I headed towards the sound and saw a swirling of marvellous insects. They were certainly not honeybees, they were very large and their noise was out of proportion to their number.Carefully, I moved closer and saw a writhing knot about the size of a cooking apple on a flat sunwarmed slab of granite. As I watched I saw that in the centre was a Queen, she was mating with her entourage of drones. The competition for the lady was fierce! At the peak of the excitement, she was barely visible in the melee and unable to move.
Then, one by one they left her, until she shrugged off her last suitor (who was plainly not up to the task in hand) and wandered off into the long grass for a well earned rest.
It was an extraordinary sight, lasting around fifteen minutes, which left me wondering. Always it seems to me that there are more questions than answers. For example, this was a seemingly unlikely location - had they chased their Queen up this high perhaps? and the drones did not appear to die, at least not immediately. And it left me pondering the mating of my more familiar honeybees. Honeybee Queens, we are told, always mate on the wing, but like so many things in beekeeping - how do we know?
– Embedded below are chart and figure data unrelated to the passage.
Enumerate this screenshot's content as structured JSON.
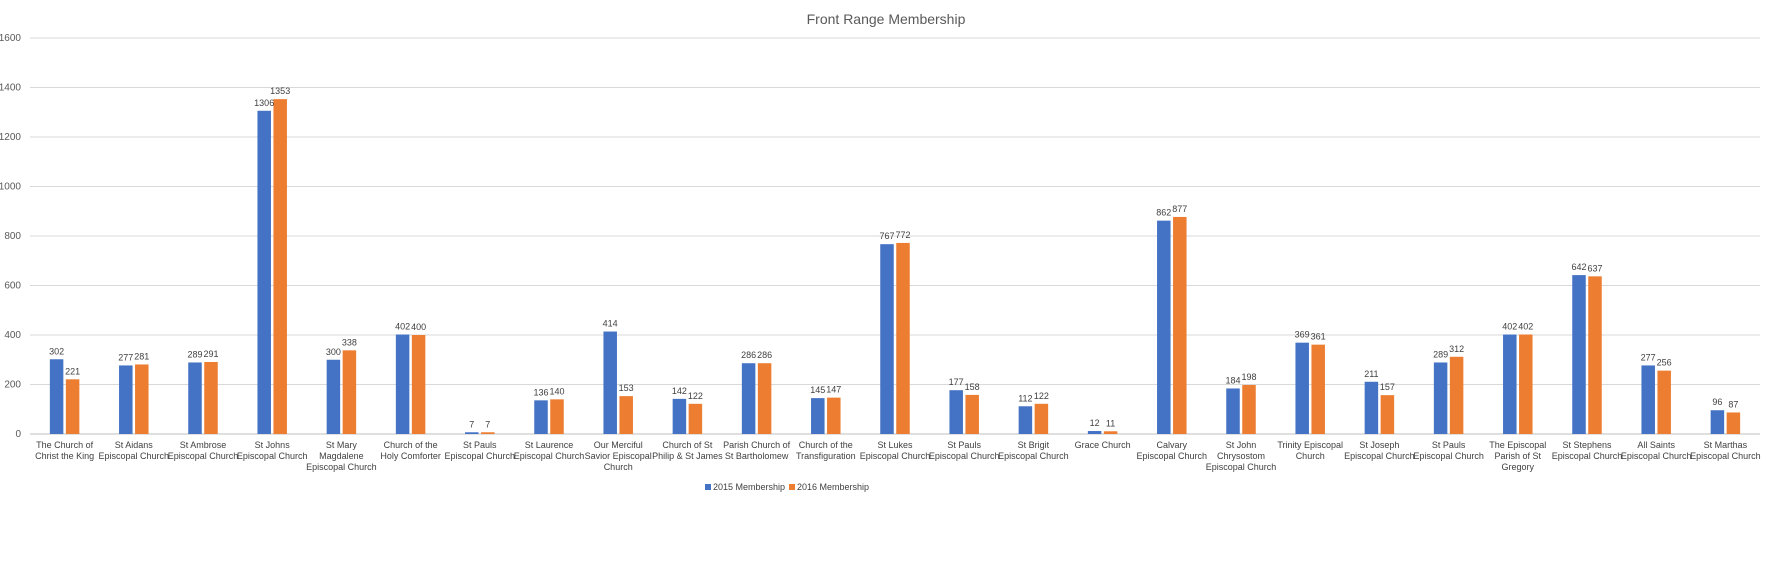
{
  "chart_data": {
    "type": "bar",
    "title": "Front Range Membership",
    "xlabel": "",
    "ylabel": "",
    "ylim": [
      0,
      1600
    ],
    "yticks": [
      0,
      200,
      400,
      600,
      800,
      1000,
      1200,
      1400,
      1600
    ],
    "grid": true,
    "legend_position": "bottom",
    "categories": [
      [
        "The Church of",
        "Christ the King"
      ],
      [
        "St Aidans",
        "Episcopal Church"
      ],
      [
        "St Ambrose",
        "Episcopal Church"
      ],
      [
        "St Johns",
        "Episcopal Church"
      ],
      [
        "St Mary",
        "Magdalene",
        "Episcopal Church"
      ],
      [
        "Church of the",
        "Holy Comforter"
      ],
      [
        "St Pauls",
        "Episcopal Church"
      ],
      [
        "St Laurence",
        "Episcopal Church"
      ],
      [
        "Our Merciful",
        "Savior Episcopal",
        "Church"
      ],
      [
        "Church of St",
        "Philip & St James"
      ],
      [
        "Parish Church of",
        "St Bartholomew"
      ],
      [
        "Church of the",
        "Transfiguration"
      ],
      [
        "St Lukes",
        "Episcopal Church"
      ],
      [
        "St Pauls",
        "Episcopal Church"
      ],
      [
        "St Brigit",
        "Episcopal Church"
      ],
      [
        "Grace Church"
      ],
      [
        "Calvary",
        "Episcopal Church"
      ],
      [
        "St John",
        "Chrysostom",
        "Episcopal Church"
      ],
      [
        "Trinity Episcopal",
        "Church"
      ],
      [
        "St Joseph",
        "Episcopal Church"
      ],
      [
        "St Pauls",
        "Episcopal Church"
      ],
      [
        "The Episcopal",
        "Parish of St",
        "Gregory"
      ],
      [
        "St Stephens",
        "Episcopal Church"
      ],
      [
        "All Saints",
        "Episcopal Church"
      ],
      [
        "St Marthas",
        "Episcopal Church"
      ]
    ],
    "series": [
      {
        "name": "2015 Membership",
        "color": "#4472C4",
        "values": [
          302,
          277,
          289,
          1306,
          300,
          402,
          7,
          136,
          414,
          142,
          286,
          145,
          767,
          177,
          112,
          12,
          862,
          184,
          369,
          211,
          289,
          402,
          642,
          277,
          96
        ]
      },
      {
        "name": "2016 Membership",
        "color": "#ED7D31",
        "values": [
          221,
          281,
          291,
          1353,
          338,
          400,
          7,
          140,
          153,
          122,
          286,
          147,
          772,
          158,
          122,
          11,
          877,
          198,
          361,
          157,
          312,
          402,
          637,
          256,
          87
        ]
      }
    ]
  }
}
My beekeeping books did not help much. The University of Florida had online references: "Copulation in the honey bee usually occurs above ground in flight (Gary 1963). Consequently, many of the observations of the mating process have been accomplished through manipulation of the queen and/or drone [ie, Woyke and Ruttner 1958, Gary 1963, Koeniger et al.1979]." So that's a "usually" on the wing, not an "always"?
Now, there's one local beekeeper, Andrew Halstead, who is an expert on all insect matters. He says : "Honeybee mating is rarely observed because it does appear to take place high in the air. If it did occur at low level or on the ground, there would be more eye witness records of mating taking place. Honeybees are known to have drone assembly areas where male honeybees congregate on sunny days, and these are often on hill tops. What I have never been able to understand is how the virgin queens are supposed to know where to go to find these assemblies. Virgin queens produce a scent trail to attract the males, which would seem to make mating assembly areas redundant."
A fellow walker arrived with a camera just as the mating throng broke up. This provided a photo good enough for Andrew to be able to tell me that I'd seen one of the social wasps - either Dolichovespula sylvestris or D. norwegica. What marvellous insects!
Marion Malcher, with many thanks to Andrew Halstead.